Zamanın öncesini ve sonrasını aynı anda kuşatan Allah’ın ezelî ilmi, her şeyi Levh-i Mahfuz’a yazmıştır. Kiminle evleneceğimiz, hangi yollardan geçeceğimiz ve hangi hikmetlere mazhar olacağımız... Hepsi Allah’ın ilmindedir. Fakat bu yazgının içinde bizlere de bir pay düşer: tercihlerimiz.
Allah, çoğunlukla eş seçimimizi bizim irademize bırakır; buna ihtiyarî kader denir. Sebepler dairesinde arar, bulur ve karar veririz. Ancak bazı kullar vardır ki onların evliliği, kaderin farklı bir boyutuna, ızdırarî kadere dahildir. Yani parmağını bile kıpırdatmasa, ya hayırlı bir eşle nimetlendirilir şükretsin diye; ya da zorlu bir imtihana alınır, sabretsin diye.
İşte bu ilahi planın unutulmaz örneklerinden biri, İmam-ı Azam Ebû Hanife Hazretlerinin babası Sabit Hazretleri’nin kıssasında gizlidir.
Sabit Hazretleri, küçüklüğünden beri takvası, ahlâkı ve zühdüyle tanınan nurlu bir kimseydi. Bir gün dere kenarında abdest alırken suda sürüklenen bir elma gördü. Çürüyüp gideceğini düşündü, aldı ve yedi. Fakat ardından tükürüğünde kan gördü. Daha önce böyle bir şeyle karşılaşmamıştı. Derin bir mahcubiyet hissetti. “Ya bu kan, yediğim helâl olmayan elmadan geldiyse?” diyerek titredi.

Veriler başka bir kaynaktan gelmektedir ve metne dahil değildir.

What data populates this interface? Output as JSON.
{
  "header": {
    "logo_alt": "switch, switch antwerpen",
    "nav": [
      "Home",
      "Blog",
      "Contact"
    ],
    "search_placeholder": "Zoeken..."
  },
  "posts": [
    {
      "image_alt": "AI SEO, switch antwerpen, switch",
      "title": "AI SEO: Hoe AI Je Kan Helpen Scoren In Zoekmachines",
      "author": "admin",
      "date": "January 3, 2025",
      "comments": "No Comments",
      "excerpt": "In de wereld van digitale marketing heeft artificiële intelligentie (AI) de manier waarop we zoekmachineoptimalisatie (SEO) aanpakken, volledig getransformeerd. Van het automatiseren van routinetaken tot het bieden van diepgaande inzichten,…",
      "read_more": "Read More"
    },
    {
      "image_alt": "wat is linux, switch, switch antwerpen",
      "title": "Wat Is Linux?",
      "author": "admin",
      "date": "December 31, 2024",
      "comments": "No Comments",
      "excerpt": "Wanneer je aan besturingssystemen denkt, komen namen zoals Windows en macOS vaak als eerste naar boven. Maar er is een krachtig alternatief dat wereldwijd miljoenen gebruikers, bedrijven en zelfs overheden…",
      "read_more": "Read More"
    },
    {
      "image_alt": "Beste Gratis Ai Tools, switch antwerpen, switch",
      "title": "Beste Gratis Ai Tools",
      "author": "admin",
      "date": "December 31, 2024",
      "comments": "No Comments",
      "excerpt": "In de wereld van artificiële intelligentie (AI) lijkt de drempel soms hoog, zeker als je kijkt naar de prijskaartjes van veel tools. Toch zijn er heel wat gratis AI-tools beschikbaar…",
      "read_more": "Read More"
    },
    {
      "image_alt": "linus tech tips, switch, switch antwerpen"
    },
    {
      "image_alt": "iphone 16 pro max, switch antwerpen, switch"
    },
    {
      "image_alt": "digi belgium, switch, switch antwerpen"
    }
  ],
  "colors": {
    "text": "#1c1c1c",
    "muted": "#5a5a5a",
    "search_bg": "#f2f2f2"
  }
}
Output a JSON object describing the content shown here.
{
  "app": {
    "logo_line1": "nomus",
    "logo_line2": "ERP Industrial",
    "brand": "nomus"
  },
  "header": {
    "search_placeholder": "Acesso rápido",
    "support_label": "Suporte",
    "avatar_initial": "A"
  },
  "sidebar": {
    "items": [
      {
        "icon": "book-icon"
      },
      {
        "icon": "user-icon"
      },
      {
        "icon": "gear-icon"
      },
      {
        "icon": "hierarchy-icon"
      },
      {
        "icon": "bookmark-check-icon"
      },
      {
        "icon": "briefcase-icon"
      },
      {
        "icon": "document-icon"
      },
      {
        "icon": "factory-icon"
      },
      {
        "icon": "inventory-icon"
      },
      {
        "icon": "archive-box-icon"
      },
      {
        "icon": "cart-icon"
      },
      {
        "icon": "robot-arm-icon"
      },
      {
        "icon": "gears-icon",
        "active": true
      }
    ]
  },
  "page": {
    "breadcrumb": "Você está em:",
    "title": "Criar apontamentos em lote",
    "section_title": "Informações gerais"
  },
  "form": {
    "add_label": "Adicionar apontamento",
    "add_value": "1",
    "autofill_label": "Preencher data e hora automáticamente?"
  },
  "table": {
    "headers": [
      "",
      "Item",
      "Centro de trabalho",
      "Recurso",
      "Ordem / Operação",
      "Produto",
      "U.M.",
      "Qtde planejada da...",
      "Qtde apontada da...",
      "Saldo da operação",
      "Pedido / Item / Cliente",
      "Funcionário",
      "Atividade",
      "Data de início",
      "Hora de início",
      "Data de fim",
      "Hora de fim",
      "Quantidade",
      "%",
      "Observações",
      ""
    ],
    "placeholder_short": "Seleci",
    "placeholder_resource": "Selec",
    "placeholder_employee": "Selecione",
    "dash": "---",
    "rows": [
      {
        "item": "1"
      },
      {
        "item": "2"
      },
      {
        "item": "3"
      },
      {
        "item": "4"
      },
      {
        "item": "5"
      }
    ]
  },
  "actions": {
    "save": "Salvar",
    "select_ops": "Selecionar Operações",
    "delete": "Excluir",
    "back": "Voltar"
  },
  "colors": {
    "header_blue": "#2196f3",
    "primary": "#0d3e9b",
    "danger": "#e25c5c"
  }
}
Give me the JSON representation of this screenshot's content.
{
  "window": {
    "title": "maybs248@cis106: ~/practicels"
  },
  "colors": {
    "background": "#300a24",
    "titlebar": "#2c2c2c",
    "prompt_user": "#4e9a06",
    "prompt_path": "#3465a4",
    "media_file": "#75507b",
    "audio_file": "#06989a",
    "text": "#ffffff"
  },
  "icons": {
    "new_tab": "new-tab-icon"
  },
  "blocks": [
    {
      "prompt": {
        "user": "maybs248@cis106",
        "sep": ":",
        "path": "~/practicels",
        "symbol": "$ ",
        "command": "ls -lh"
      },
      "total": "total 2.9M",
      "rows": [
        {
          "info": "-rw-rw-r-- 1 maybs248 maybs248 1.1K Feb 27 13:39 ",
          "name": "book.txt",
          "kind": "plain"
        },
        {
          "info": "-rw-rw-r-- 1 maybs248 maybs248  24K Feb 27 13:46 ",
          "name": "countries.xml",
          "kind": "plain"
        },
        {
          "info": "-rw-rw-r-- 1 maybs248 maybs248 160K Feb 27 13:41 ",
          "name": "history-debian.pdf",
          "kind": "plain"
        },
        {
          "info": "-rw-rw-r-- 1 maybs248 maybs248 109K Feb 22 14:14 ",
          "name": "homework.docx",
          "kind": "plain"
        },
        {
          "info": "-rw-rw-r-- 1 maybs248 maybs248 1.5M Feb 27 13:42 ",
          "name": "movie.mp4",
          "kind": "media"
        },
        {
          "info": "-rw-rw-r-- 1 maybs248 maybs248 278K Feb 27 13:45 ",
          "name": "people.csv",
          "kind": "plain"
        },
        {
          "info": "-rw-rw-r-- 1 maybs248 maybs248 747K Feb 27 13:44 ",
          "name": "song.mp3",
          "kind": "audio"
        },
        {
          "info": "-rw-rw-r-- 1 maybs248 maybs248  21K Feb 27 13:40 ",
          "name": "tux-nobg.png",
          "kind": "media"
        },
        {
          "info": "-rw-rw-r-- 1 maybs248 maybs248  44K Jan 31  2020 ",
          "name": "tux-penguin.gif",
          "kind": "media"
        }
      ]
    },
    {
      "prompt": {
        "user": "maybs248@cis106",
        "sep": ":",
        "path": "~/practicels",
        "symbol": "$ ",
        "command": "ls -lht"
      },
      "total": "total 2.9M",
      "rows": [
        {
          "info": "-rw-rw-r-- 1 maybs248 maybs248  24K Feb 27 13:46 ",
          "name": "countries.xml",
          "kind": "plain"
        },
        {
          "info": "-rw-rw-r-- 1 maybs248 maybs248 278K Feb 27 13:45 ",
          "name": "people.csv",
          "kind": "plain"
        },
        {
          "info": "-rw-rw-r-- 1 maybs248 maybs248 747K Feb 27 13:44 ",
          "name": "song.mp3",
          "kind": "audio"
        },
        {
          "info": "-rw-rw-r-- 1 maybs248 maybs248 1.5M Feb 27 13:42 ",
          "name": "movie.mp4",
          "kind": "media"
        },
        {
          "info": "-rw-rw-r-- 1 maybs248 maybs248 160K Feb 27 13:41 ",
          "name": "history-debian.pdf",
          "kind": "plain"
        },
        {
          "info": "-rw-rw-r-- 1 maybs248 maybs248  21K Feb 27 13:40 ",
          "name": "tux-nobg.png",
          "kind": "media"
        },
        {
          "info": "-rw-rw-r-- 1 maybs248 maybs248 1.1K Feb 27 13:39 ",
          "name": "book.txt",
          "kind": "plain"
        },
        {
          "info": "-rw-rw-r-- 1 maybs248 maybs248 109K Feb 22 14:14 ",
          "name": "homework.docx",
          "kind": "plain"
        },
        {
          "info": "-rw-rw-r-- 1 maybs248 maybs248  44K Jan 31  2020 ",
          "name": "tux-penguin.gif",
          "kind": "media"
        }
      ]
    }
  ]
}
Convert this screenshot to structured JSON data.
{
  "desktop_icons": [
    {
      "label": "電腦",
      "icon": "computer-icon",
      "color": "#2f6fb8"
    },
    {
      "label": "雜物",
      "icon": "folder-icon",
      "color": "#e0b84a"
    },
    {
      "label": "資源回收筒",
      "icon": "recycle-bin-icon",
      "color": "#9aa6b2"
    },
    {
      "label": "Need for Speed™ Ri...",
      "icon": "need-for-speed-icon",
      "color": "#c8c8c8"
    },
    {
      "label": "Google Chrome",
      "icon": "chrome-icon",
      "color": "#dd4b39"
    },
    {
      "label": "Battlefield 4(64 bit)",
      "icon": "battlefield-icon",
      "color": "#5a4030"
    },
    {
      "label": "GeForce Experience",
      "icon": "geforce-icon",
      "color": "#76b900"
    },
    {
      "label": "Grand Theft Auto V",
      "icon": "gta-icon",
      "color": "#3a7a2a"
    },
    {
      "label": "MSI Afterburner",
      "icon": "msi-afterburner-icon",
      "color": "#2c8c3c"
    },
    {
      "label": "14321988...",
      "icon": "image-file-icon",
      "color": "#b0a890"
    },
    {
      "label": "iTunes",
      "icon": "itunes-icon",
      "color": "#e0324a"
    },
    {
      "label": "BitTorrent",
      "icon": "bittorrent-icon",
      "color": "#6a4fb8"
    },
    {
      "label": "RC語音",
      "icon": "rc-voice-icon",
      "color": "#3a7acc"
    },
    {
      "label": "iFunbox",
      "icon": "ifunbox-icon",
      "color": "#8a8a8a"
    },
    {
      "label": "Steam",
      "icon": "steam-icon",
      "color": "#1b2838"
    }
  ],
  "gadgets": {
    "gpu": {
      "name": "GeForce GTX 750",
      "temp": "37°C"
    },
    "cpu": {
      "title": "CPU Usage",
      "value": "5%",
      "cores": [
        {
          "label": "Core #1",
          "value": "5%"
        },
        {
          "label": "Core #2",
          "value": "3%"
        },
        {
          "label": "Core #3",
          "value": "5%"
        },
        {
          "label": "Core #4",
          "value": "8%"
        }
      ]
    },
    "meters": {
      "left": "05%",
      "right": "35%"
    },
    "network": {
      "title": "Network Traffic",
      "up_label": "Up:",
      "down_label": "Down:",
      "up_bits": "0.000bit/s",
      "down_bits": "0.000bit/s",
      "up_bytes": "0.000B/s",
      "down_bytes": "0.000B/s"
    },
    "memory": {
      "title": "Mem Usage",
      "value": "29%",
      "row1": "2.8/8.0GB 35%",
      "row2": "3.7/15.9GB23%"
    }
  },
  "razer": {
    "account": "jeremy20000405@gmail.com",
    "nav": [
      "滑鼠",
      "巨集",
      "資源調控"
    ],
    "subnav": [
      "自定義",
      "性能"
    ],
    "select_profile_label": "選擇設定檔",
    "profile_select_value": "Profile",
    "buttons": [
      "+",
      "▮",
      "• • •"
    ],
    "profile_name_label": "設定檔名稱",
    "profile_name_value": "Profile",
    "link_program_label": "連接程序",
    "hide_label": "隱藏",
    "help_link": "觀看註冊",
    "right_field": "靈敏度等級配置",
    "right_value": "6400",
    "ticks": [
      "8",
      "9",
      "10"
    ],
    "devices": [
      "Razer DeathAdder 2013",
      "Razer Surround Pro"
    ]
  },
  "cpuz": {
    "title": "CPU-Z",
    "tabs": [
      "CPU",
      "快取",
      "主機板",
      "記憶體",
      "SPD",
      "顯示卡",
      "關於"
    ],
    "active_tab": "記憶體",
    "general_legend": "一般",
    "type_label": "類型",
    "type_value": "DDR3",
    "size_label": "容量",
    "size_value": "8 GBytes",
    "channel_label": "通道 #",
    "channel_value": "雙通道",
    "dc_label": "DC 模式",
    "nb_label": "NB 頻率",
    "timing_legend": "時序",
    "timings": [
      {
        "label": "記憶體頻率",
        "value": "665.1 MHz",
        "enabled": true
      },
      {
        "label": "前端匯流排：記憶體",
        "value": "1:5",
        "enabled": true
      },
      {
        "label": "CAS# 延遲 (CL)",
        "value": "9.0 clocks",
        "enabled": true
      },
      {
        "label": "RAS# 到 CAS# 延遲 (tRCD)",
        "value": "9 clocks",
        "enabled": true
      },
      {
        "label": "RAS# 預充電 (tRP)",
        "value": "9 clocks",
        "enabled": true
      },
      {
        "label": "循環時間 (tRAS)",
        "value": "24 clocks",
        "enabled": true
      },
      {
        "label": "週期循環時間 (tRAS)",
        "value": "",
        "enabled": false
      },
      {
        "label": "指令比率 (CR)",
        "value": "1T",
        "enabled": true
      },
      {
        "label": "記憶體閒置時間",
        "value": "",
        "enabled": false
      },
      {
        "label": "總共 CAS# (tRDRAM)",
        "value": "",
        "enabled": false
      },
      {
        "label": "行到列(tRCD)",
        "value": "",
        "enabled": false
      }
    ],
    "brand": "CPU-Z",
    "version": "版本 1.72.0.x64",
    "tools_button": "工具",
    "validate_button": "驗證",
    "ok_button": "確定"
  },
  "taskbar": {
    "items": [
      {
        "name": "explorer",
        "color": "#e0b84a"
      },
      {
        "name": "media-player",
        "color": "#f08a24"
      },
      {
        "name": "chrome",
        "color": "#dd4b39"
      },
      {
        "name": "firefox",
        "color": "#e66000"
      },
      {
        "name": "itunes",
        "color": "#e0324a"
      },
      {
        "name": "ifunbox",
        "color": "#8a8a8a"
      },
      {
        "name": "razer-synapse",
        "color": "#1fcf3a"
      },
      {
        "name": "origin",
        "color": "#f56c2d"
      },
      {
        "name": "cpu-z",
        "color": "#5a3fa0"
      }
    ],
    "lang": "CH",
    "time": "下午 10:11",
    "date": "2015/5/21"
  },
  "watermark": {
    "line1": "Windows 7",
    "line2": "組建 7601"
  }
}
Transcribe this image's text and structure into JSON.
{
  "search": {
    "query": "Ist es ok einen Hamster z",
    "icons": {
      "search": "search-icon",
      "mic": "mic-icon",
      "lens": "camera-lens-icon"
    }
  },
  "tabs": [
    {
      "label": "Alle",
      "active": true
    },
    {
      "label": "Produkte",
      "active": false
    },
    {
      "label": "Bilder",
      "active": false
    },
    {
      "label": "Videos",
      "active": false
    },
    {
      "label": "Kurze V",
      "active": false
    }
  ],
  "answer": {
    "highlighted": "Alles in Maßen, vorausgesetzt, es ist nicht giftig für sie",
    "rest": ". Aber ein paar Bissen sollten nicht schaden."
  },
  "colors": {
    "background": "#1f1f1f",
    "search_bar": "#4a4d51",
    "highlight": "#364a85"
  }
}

Vicdanının sesiyle yola düştü. Elmanın geldiği yönü takip etti, sonunda bir meyve bahçesine ulaştı. İnsanlar, bahçenin sahibinin cömertliğini anlattı: “Bir elma için mi dert ediyorsun? O adam bütün ağaçları versin, yine ses etmez.” dediler. Ama Sabit Hazretleri için mesele sadece elma değildi; kul hakkıydı.
Bahçe sahibini buldu. Durumu anlattı. Özür diledi. “Elmayı ya helal et ya da parasını al.” dedi. Bahçe sahibi ona baktı, içindeki takvayı sezdi. Ama onu denemek istedi.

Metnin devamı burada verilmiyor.